Rapid growth over 6 weeks of any eyelid lesion warrants urgent referral regardless of clinical appearance. This tempo distinguishes high-risk SCC from the slower BCC or the self-limiting keratoacanthoma. When in doubt, excise and send for histology — clinical differentiation from KA is unreliable.
Post-transplant and immunosuppressed patients develop SCC that is multifocal, rapidly progressive, and treatment-resistant. Flag these patients as expedited high-priority referrals to ophthalmology and oncology simultaneously.
Actinic keratosis on the lower eyelid is a direct SCC precursor on sun-exposed skin. Treat the field (topical 5-FU, PDT) or refer for treatment in high-risk patients — this prevents SCC development. Optometrists examining sun-damaged periocular skin should document and refer AK for definitive management.
SCC vs BCC exam distinction: BCC = pearly, rolled, translucent border with telangiectasia and no significant keratosis. SCC = indurated, hyperkeratotic, scaly or ulcerated with everted margins. Neither should be empirically treated — histology is definitive.
Singapore context: Periocular SCC is relatively less common in ethnic Chinese/Malay/Indian patients than in Caucasians due to higher melanin photoprotection. However, Caucasian expatriates in Singapore face year-round tropical UV exposure and represent a high-risk cohort.
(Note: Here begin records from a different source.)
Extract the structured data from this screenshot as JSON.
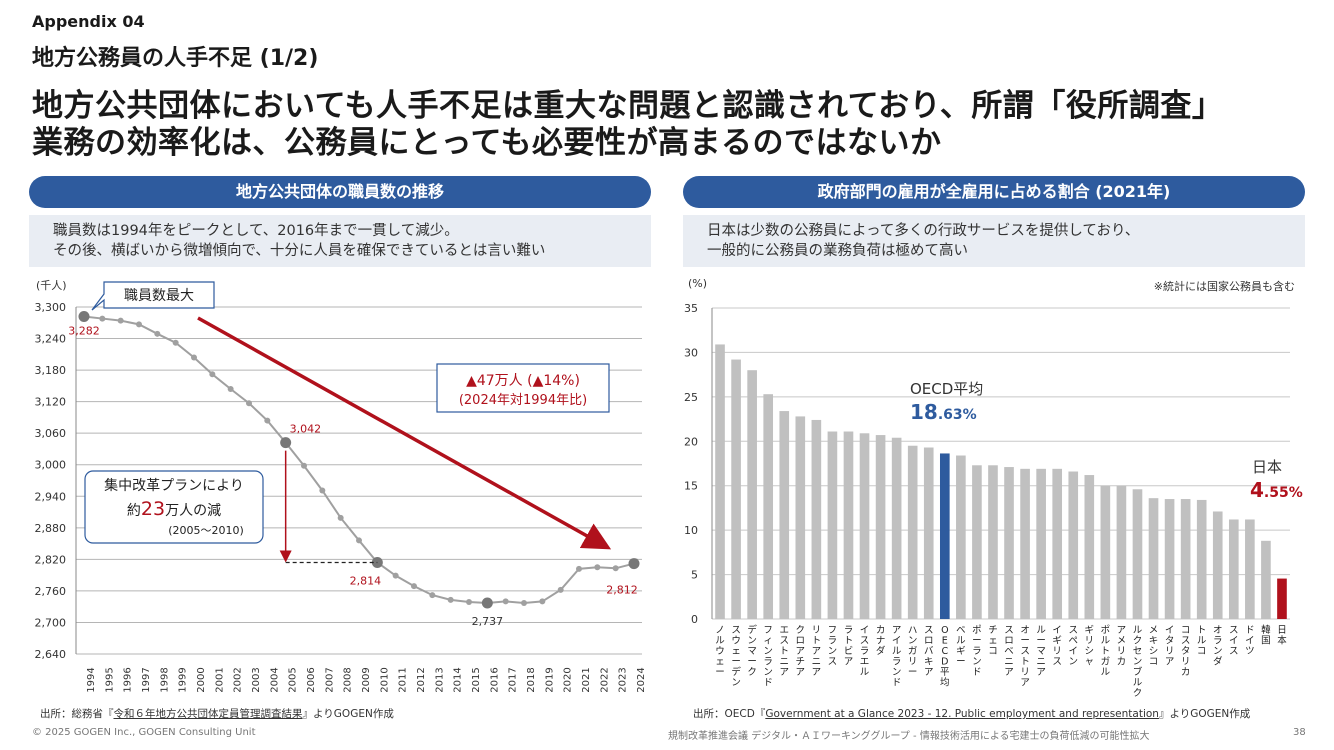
{
  "header": {
    "appendix": "Appendix 04",
    "subtitle": "地方公務員の人手不足 (1/2)",
    "headline_line1": "地方公共団体においても人手不足は重大な問題と認識されており、所謂「役所調査」",
    "headline_line2": "業務の効率化は、公務員にとっても必要性が高まるのではないか"
  },
  "left_panel": {
    "title": "地方公共団体の職員数の推移",
    "summary_line1": "職員数は1994年をピークとして、2016年まで一貫して減少。",
    "summary_line2": "その後、横ばいから微増傾向で、十分に人員を確保できているとは言い難い",
    "callout_peak": "職員数最大",
    "callout_decline_line1": "▲47万人 (▲14%)",
    "callout_decline_line2": "(2024年対1994年比)",
    "callout_plan_line1": "集中改革プランにより",
    "callout_plan_pre": "約",
    "callout_plan_num": "23",
    "callout_plan_post": "万人の減",
    "callout_plan_line3": "(2005～2010)",
    "source_pre": "出所：総務省『",
    "source_link": "令和６年地方公共団体定員管理調査結果",
    "source_post": "』よりGOGEN作成"
  },
  "right_panel": {
    "title": "政府部門の雇用が全雇用に占める割合 (2021年)",
    "summary_line1": "日本は少数の公務員によって多くの行政サービスを提供しており、",
    "summary_line2": "一般的に公務員の業務負荷は極めて高い",
    "note": "※統計には国家公務員も含む",
    "oecd_label": "OECD平均",
    "oecd_value_main": "18",
    "oecd_value_frac": ".63%",
    "japan_label": "日本",
    "japan_value_main": "4",
    "japan_value_frac": ".55%",
    "source_pre": "出所：OECD『",
    "source_link": "Government at a Glance 2023 - 12. Public employment and representation",
    "source_post": "』よりGOGEN作成"
  },
  "footer": {
    "copyright": "© 2025 GOGEN Inc., GOGEN Consulting Unit",
    "meeting": "規制改革推進会議 デジタル・ＡＩワーキンググループ - 情報技術活用による宅建士の負荷低減の可能性拡大",
    "page": "38"
  },
  "colors": {
    "navy": "#2e5b9e",
    "red": "#b0111c",
    "gray_bar": "#c0c0c0",
    "line_gray": "#a0a0a0"
  },
  "chart_data": [
    {
      "type": "line",
      "title": "地方公共団体の職員数の推移",
      "ylabel": "(千人)",
      "ylim": [
        2640,
        3300
      ],
      "yticks": [
        "3,300",
        "3,240",
        "3,180",
        "3,120",
        "3,060",
        "3,000",
        "2,940",
        "2,880",
        "2,820",
        "2,760",
        "2,700",
        "2,640"
      ],
      "x": [
        "1994",
        "1995",
        "1996",
        "1997",
        "1998",
        "1999",
        "2000",
        "2001",
        "2002",
        "2003",
        "2004",
        "2005",
        "2006",
        "2007",
        "2008",
        "2009",
        "2010",
        "2011",
        "2012",
        "2013",
        "2014",
        "2015",
        "2016",
        "2017",
        "2018",
        "2019",
        "2020",
        "2021",
        "2022",
        "2023",
        "2024"
      ],
      "values": [
        3282,
        3278,
        3274,
        3267,
        3249,
        3232,
        3204,
        3172,
        3144,
        3117,
        3084,
        3042,
        2998,
        2951,
        2899,
        2856,
        2814,
        2789,
        2769,
        2752,
        2743,
        2739,
        2737,
        2740,
        2737,
        2740,
        2762,
        2802,
        2805,
        2803,
        2812
      ],
      "labels": [
        {
          "x": "1994",
          "text": "3,282"
        },
        {
          "x": "2005",
          "text": "3,042"
        },
        {
          "x": "2010",
          "text": "2,814"
        },
        {
          "x": "2016",
          "text": "2,737"
        },
        {
          "x": "2024",
          "text": "2,812"
        }
      ],
      "grid": true
    },
    {
      "type": "bar",
      "title": "政府部門の雇用が全雇用に占める割合 (2021年)",
      "ylabel": "(%)",
      "ylim": [
        0,
        35
      ],
      "yticks": [
        "35",
        "30",
        "25",
        "20",
        "15",
        "10",
        "5",
        "0"
      ],
      "categories": [
        "ノルウェー",
        "スウェーデン",
        "デンマーク",
        "フィンランド",
        "エストニア",
        "クロアチア",
        "リトアニア",
        "フランス",
        "ラトビア",
        "イスラエル",
        "カナダ",
        "アイルランド",
        "ハンガリー",
        "スロバキア",
        "OECD平均",
        "ベルギー",
        "ポーランド",
        "チェコ",
        "スロベニア",
        "オーストリア",
        "ルーマニア",
        "イギリス",
        "スペイン",
        "ギリシャ",
        "ポルトガル",
        "アメリカ",
        "ルクセンブルク",
        "メキシコ",
        "イタリア",
        "コスタリカ",
        "トルコ",
        "オランダ",
        "スイス",
        "ドイツ",
        "韓国",
        "日本"
      ],
      "values": [
        30.9,
        29.2,
        28.0,
        25.3,
        23.4,
        22.8,
        22.4,
        21.1,
        21.1,
        20.9,
        20.7,
        20.4,
        19.5,
        19.3,
        18.63,
        18.4,
        17.3,
        17.3,
        17.1,
        16.9,
        16.9,
        16.9,
        16.6,
        16.2,
        15.0,
        15.0,
        14.6,
        13.6,
        13.5,
        13.5,
        13.4,
        12.1,
        11.2,
        11.2,
        8.8,
        4.55
      ],
      "highlight": {
        "OECD平均": "#2e5b9e",
        "日本": "#b0111c"
      },
      "grid": true
    }
  ]
}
UV-blocking prescription eyewear and SPF 50+ sun protection counselling is within optometric scope and can meaningfully reduce risk.
Singapore Optometry Scope Note: Detect, photograph, document lesion size/character, perform lymph node palpation, and provide urgent referral to ophthalmologist or oculoplastic surgeon at SNEC or equivalent. Do not attempt biopsy, excision, or topical chemotherapy. Flag immunosuppressed patients as high-priority. Record history of prior skin cancers, transplant status, and UV exposure history.